Last updateLun, 27 Feb 2017 8pm

Cultura

"Breve vita di Pasolini", un ricordo poetico del suo universo di Nico Naldini

Udine - Il mito dello scrittore maledetto affascina da secoli il pubblico, attratto dalla sua vita senza regole che non può seguire nella quotidianità. Personaggi come Baudelaire e Oscar Wilde sono ancora oggi visti come icone poiché, grazie ai loro scritti, ma soprattutto con il rumore che si creò attorno a loro, sono riusciti a lasciare un segno nella letteratura europea. E in questo "club" c'è anche un nome italiano: Pier Paolo Pasolini.

Il poeta corsaro visse in un'epoca molto diversa dai due rappresentanti del Simbolismo ed Esteticismo, ma l'alone di mistero che seguì il suo assassinio e la vita che fino ad allora aveva fatto contribuirono a rendere indelebile il suo nome. Tante biografie si sono susseguite in questi anni e una delle più riuscite e interessanti è sicuramente "Breve vita di Pasolini" di Domenico "Nico" Naldini (Guanda, 2009), che del famoso artista fu cugino, oltre ad essere poeta e scrittore.

Già uscito nel 2000 con il titolo "Mio cugino Pasolini", edito da Bietti e in versione ridotta, la biografia ripercorre la vita del parente dall'infanzia in Friuli fino all'epilogo nella Capitale. Ma è con la regione del Nordest, e più precisamente nella Casarsa natia dello stesso Naldini, che il futuro regista di "Uccellini e uccellacci" creò un legame profondo, attraverso le lunghe pedalate in bici e le amicizie con i ragazzi del luogo. Quì nacquero le prime poesie di Pasolini in friulano, tappa fondamentale del suo percorso stilistico.

Ma insieme a quelle emerse sempre più anche la sessualità, che ben presto troverà manifestazione in quell'omosessualità che creerà tanto scalpore e accuse verso il poeta. Dopo lo scoppio dello scandalo in Friuli, che gli comporterà l'espulsione dal PCI di Udine, fuggirà infatti con la madre Susanna a Roma, iniziando così un nuovo percorso che porterà alla nascita di libri come "Ragazzi di vita", "Una vita violenta" e la pellicola "Accattone". Da lì alla notorietà nazionale ed europea sarà una scalata sempre più veloce, legandosi a nomi come Moravia, Elsa Morante e Dacia Maraini.

La scrittura di Naldini scorre fluida, scivolando tra i ricordi del cugino e le tappe, umane e professionali, che segnarono la sua carriera. Come l'incontro delle popolazioni del Terzo Mondo, il legame sacro-religioso che troverà espressione nel film "Il Vangelo secondo Marco", le denunce per pornografia ad alcune sue opere e lo smarrimento politico in cui si trovava, aderente al Partito Comunista nonostante i suoi membri condannassero le sue opere.

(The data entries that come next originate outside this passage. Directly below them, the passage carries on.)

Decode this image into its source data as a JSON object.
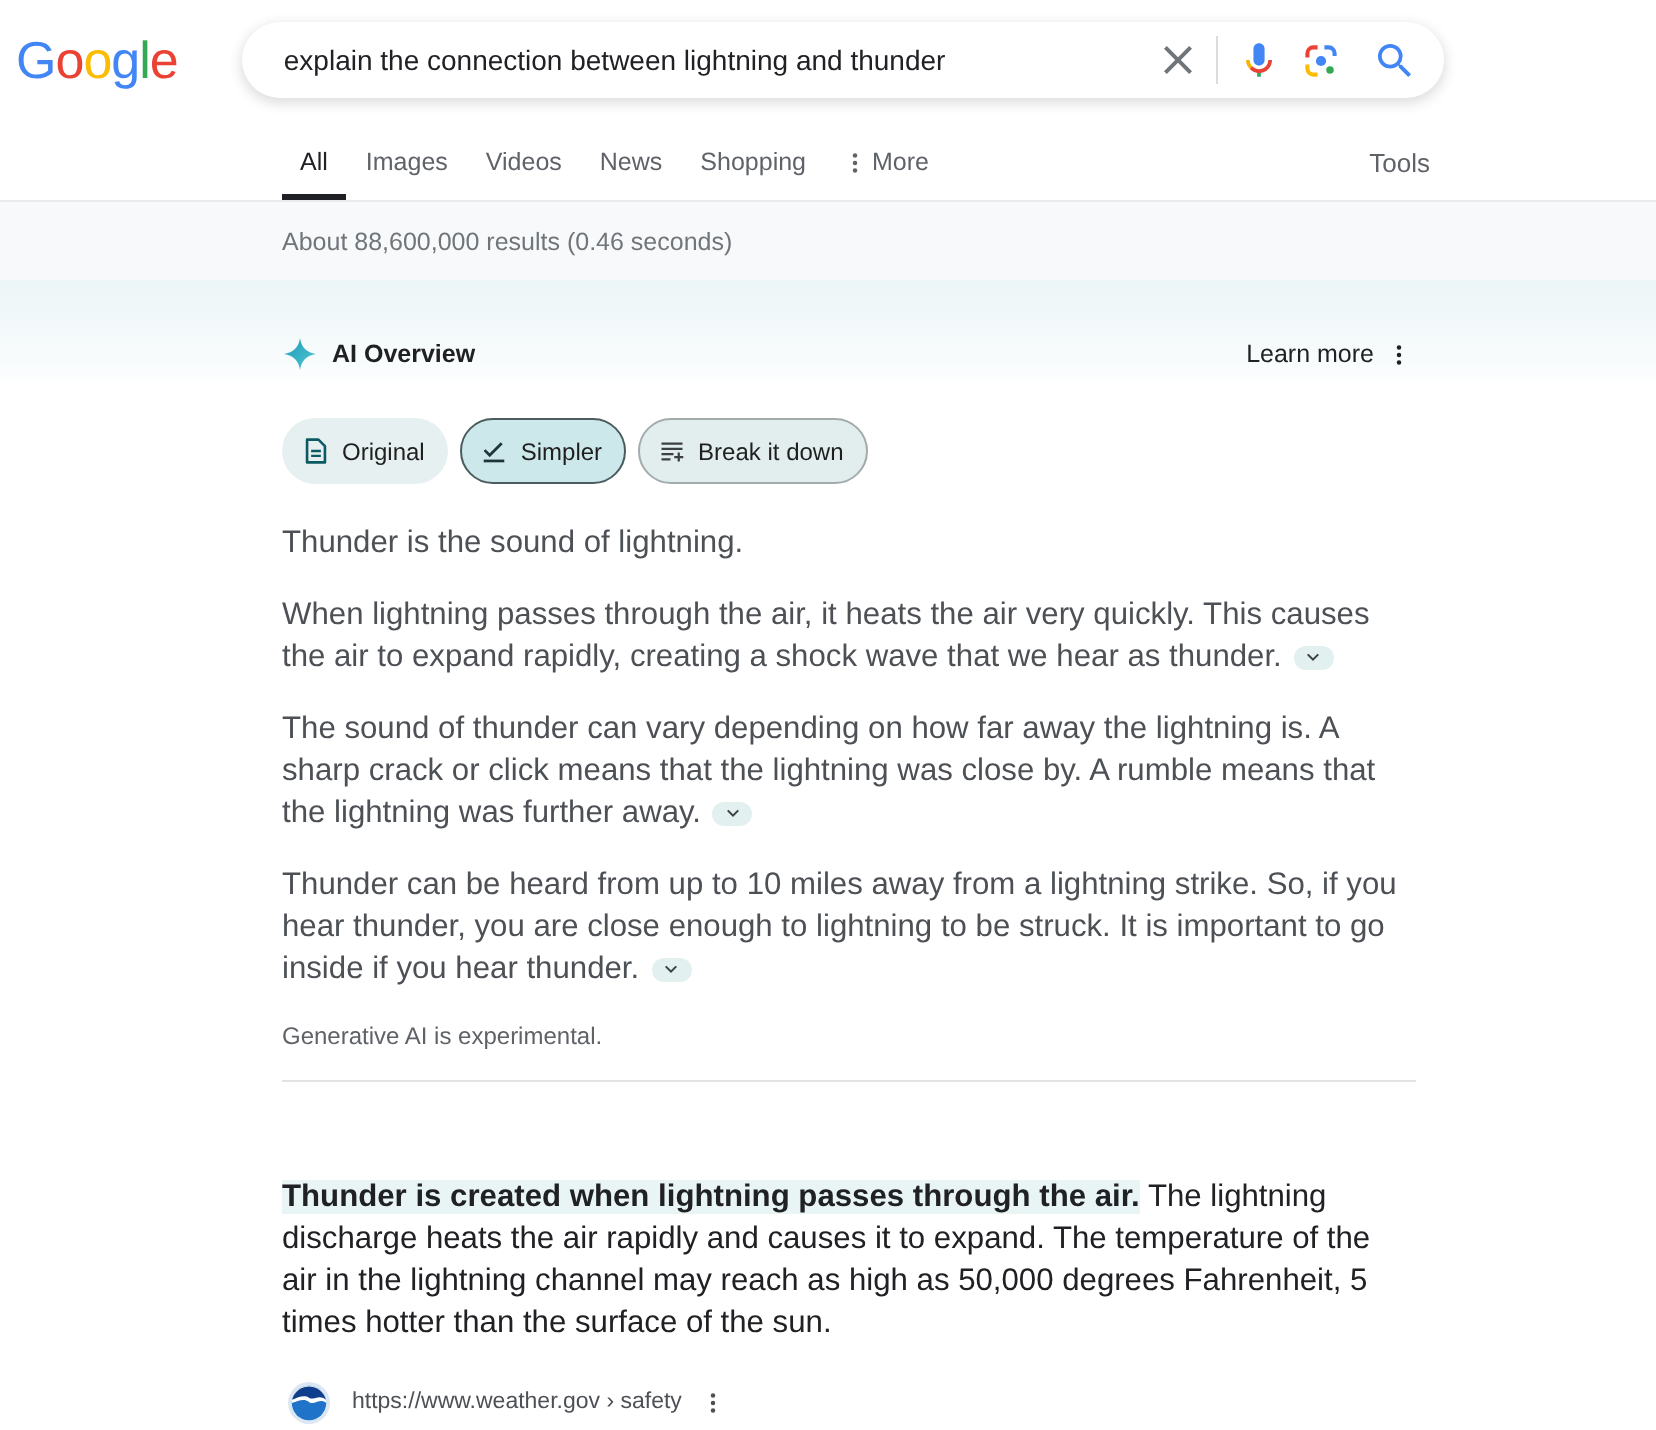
{
  "search": {
    "logo": "Google",
    "query": "explain the connection between lightning and thunder"
  },
  "tabs": [
    {
      "label": "All",
      "selected": true,
      "kind": "tab"
    },
    {
      "label": "Images",
      "selected": false,
      "kind": "tab"
    },
    {
      "label": "Videos",
      "selected": false,
      "kind": "tab"
    },
    {
      "label": "News",
      "selected": false,
      "kind": "tab"
    },
    {
      "label": "Shopping",
      "selected": false,
      "kind": "tab"
    },
    {
      "label": "More",
      "selected": false,
      "kind": "menu"
    }
  ],
  "tools": "Tools",
  "result_stats": "About 88,600,000 results (0.46 seconds)",
  "ai_overview": {
    "title": "AI Overview",
    "learn_more": "Learn more",
    "chips": [
      {
        "label": "Original",
        "kind": "original",
        "selected": false,
        "hovered": false
      },
      {
        "label": "Simpler",
        "kind": "simpler",
        "selected": true,
        "hovered": false
      },
      {
        "label": "Break it down",
        "kind": "breakdown",
        "selected": false,
        "hovered": true
      }
    ],
    "paragraphs": [
      {
        "text": "Thunder is the sound of lightning.",
        "expandable": false
      },
      {
        "text": "When lightning passes through the air, it heats the air very quickly. This causes the air to expand rapidly, creating a shock wave that we hear as thunder.",
        "expandable": true
      },
      {
        "text": "The sound of thunder can vary depending on how far away the lightning is. A sharp crack or click means that the lightning was close by. A rumble means that the lightning was further away.",
        "expandable": true
      },
      {
        "text": "Thunder can be heard from up to 10 miles away from a lightning strike. So, if you hear thunder, you are close enough to lightning to be struck. It is important to go inside if you hear thunder.",
        "expandable": true
      }
    ],
    "disclaimer": "Generative AI is experimental."
  },
  "featured_snippet": {
    "text": "**Thunder is created when lightning passes through the air.** The lightning discharge heats the air rapidly and causes it to expand. The temperature of the air in the lightning channel may reach as high as 50,000 degrees Fahrenheit, 5 times hotter than the surface of the sun.",
    "source": "https://www.weather.gov › safety"
  }
}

Naldini non da interpretazioni complottistiche alla morte di Pasolini, ma la collega soltanto all'irruenza di un giovane amante, in uno spiazzo di Ostia dove il regista e il ragazzo coinvolto erano parcheggiati. Poi arrivarono le macchinazioni della stampa, della televisione, le indagini per cercare sicari mai trovati. Ancora oggi, Pasolini rimane un universo a sé, fonte d'ispirazione in mille ambiti diversi, e questa biografia non può che aiutare a capire meglio il personaggio. Leggendo tra le righe, lo si può ancora vedere intento ad ammirare il mondo che lo circonda...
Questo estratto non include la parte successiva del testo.